Mit neuen Instrumenten wie der KI-gestützten Videoüberwachung mit Verhaltensanalyse oder der Verknüpfung und automatisierte Auswertung von Polizeidaten könnten potentiell alle Berliner:innen polizeilich erfasst werden, so Schrader weiter. Das geplante ASOG enthalte „verfassungsrechtlich bedenkliche Regelungen und Grundrechtseingriffe von extremer Intensität und Streubreite“. Sein Fazit fällt dementsprechend kritisch aus: „SPD und CDU in Berlin oder CSU in Bayern, das nimmt sich in der Innenpolitik mittlerweile nichts mehr.“
Protest von Bürgerrechtsorganisationen
Mehrere Bürgerrechtsorganisationen hatten zuletzt die Pläne für das neue Polizeigesetz kritisiert und einen Stopp des Gesetzgebungsverfahrens gefordert. In einem offenen Brief monieren die Organisationen den möglichen Einsatz einer orts- und verhaltensübergreifenden Analyseplattform zum biometrischen Abgleich mit über das Internet öffentlich zugänglichen personenbezogenen Daten und die automatisierte Verhaltensmustererkennung.

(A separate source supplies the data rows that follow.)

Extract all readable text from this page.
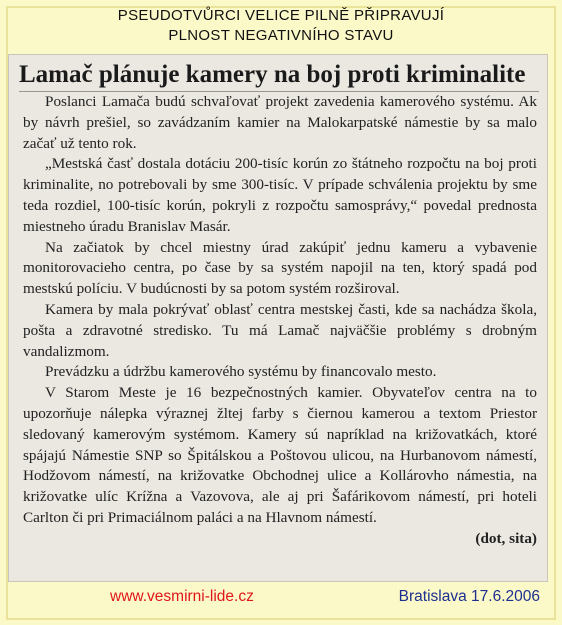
PSEUDOTVŮRCI VELICE PILNĚ PŘIPRAVUJÍ
PLNOST NEGATIVNÍHO STAVU
Lamač plánuje kamery na boj proti kriminalite

Poslanci Lamača budú schvaľovať projekt zavedenia kamerového systému. Ak by návrh prešiel, so zavádzaním kamier na Malokarpatské námestie by sa malo začať už tento rok.

„Mestská časť dostala dotáciu 200-tisíc korún zo štátneho rozpočtu na boj proti kriminalite, no potrebovali by sme 300-tisíc. V prípade schválenia projektu by sme teda rozdiel, 100-tisíc korún, pokryli z rozpočtu samosprávy,“ povedal prednosta miestneho úradu Branislav Masár.

Na začiatok by chcel miestny úrad zakúpiť jednu kameru a vybavenie monitorovacieho centra, po čase by sa systém napojil na ten, ktorý spadá pod mestskú políciu. V budúcnosti by sa potom systém rozširoval.

Kamera by mala pokrývať oblasť centra mestskej časti, kde sa nachádza škola, pošta a zdravotné stredisko. Tu má Lamač najväčšie problémy s drobným vandalizmom.

Prevádzku a údržbu kamerového systému by financovalo mesto.

V Starom Meste je 16 bezpečnostných kamier. Obyvateľov centra na to upozorňuje nálepka výraznej žltej farby s čiernou kamerou a textom Priestor sledovaný kamerovým systémom. Kamery sú napríklad na križovatkách, ktoré spájajú Námestie SNP so Špitálskou a Poštovou ulicou, na Hurbanovom námestí, Hodžovom námestí, na križovatke Obchodnej ulice a Kollárovho námestia, na križovatke ulíc Krížna a Vazovova, ale aj pri Šafárikovom námestí, pri hoteli Carlton či pri Primaciálnom paláci a na Hlavnom námestí.

(dot, sita)
www.vesmirni-lide.cz	Bratislava 17.6.2006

Zudem lasse das Polizeigesetz zu, dass Datenbestände der Polizei losgelöst von konkreten Anlässen dauerhaft zusammengeführt werden könnten. Hierdurch entstünde eine Superdatenbank mit „Möglichkeiten zum Erstellen von Bewegungsprofilen, Verhaltensmuster- und Sozialkontaktanalysen“. In einem Interview mit der taz kritisierte Lukas Theune, Geschäftsführer des Republikanischen Anwalt:innenverbandes (RAV), der Gesetzentwurf solle der Polizei gläserne Bürger:innen ermöglichen.
Das neue Polizeigesetz soll am 4. Dezember im Berliner Angeordnetenhaus beschlossen werden.